Il est question, bien sûr, dans ce livre de la dualité entre liberté et égalité, mais aussi du rôle de l'État (et de son rapport avec la sphère privée), de la nature du droit (de gage de liberté, il devient l'agent d'une égalité sous les auspices des droits de l'homme), de nation (doit-elle être contournée?), de liberté déterminée versus libre arbitre, d'histoire processus en mouvement et d'histoire immobile, de hasard inacceptable et de hasard qui fait partie de la vie.
Dans le chapitre conclusif, intitulé Droite et gauche: une dialectique immuable?, Olivier Meuwly, peut écrire: Gauche et droite se sont toujours renouvelées à travers le prisme de leurs propres contradictions, comme autant de prétextes à des remises en question parfois hardies. Cela ne surprend pas le lecteur puisqu'il a lu précédemment que ces deux groupes communiquent constamment, dialoguent, se regardent, s'inspirent mutuellement.
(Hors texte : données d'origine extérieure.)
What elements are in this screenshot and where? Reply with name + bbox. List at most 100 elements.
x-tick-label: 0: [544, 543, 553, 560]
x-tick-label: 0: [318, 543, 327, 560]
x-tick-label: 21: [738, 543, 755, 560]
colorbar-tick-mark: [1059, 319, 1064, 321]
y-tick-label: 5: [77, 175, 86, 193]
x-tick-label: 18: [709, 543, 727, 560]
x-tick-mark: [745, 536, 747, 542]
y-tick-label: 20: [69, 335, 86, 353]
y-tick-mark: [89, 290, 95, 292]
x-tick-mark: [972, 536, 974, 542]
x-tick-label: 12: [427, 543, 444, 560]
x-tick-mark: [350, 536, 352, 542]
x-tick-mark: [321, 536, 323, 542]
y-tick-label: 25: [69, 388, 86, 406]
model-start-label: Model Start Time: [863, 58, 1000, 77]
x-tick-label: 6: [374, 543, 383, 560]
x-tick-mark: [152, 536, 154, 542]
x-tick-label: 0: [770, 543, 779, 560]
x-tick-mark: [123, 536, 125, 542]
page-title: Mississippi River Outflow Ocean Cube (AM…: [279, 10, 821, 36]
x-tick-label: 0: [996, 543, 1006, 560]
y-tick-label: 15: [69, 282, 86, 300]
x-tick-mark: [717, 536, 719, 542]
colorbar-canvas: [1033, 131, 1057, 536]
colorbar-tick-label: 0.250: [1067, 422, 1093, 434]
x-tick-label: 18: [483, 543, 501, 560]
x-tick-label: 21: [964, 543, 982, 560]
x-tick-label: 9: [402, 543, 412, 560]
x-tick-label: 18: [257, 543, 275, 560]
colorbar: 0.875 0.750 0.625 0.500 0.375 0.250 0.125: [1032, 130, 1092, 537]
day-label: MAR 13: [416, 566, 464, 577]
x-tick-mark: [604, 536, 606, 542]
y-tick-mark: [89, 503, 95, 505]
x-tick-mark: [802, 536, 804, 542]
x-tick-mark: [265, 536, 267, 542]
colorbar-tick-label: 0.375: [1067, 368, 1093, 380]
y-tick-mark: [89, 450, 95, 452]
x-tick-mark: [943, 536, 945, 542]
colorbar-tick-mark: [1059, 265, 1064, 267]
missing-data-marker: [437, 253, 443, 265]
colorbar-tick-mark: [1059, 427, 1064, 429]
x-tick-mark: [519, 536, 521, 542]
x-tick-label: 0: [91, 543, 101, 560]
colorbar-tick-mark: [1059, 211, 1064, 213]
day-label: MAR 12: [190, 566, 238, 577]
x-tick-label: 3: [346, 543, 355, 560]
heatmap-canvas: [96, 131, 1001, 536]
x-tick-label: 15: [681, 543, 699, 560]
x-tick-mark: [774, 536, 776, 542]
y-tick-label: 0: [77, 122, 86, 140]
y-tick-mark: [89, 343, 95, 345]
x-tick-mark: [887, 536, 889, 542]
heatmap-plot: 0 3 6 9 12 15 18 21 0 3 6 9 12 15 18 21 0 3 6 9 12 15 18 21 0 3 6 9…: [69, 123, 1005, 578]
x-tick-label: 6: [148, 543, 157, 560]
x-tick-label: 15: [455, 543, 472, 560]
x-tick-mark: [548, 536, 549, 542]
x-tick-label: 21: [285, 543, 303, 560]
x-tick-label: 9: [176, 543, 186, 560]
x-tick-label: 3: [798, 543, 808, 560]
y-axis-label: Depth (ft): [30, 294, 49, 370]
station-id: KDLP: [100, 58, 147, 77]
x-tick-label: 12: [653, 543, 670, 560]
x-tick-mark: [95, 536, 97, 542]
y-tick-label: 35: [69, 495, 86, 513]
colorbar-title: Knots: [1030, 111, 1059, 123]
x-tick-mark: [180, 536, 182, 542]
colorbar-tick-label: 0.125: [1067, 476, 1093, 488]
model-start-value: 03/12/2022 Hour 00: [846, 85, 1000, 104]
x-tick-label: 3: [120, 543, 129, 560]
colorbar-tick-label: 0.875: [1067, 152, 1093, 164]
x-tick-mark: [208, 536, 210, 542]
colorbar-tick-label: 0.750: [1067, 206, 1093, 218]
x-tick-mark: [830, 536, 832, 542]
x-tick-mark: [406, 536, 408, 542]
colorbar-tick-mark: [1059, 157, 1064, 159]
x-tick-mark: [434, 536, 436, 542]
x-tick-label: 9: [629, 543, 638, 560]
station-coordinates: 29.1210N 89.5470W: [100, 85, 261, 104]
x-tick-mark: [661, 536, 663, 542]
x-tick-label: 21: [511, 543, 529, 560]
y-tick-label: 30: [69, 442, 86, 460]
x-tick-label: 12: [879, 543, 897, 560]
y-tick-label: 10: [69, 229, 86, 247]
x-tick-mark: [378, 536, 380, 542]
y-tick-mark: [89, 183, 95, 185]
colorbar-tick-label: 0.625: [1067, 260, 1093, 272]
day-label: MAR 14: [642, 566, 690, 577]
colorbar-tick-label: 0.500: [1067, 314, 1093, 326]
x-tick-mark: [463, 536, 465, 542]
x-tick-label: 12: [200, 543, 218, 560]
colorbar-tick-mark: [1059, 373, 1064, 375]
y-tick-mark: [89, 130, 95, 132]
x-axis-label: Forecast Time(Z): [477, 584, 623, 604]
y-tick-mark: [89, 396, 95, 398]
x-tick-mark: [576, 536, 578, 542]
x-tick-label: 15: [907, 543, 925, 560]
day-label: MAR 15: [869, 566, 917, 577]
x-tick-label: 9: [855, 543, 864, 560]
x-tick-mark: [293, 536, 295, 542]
Il est donc difficile de définir la droite et la gauche sinon en les replaçant dans le contexte historique de l'emploi qui en est fait par les uns et les autres. D'autant que le pluriel s'impose, comme il s'impose au libéralisme qui se situe tantôt à gauche, tantôt à droite de l'échiquier... L'intérêt principal du livre, au-delà du fait qu'il se veut une démonstration du mouvement sans fin du débat d'idées, est donc de faire revivre l'évolution de leur acception.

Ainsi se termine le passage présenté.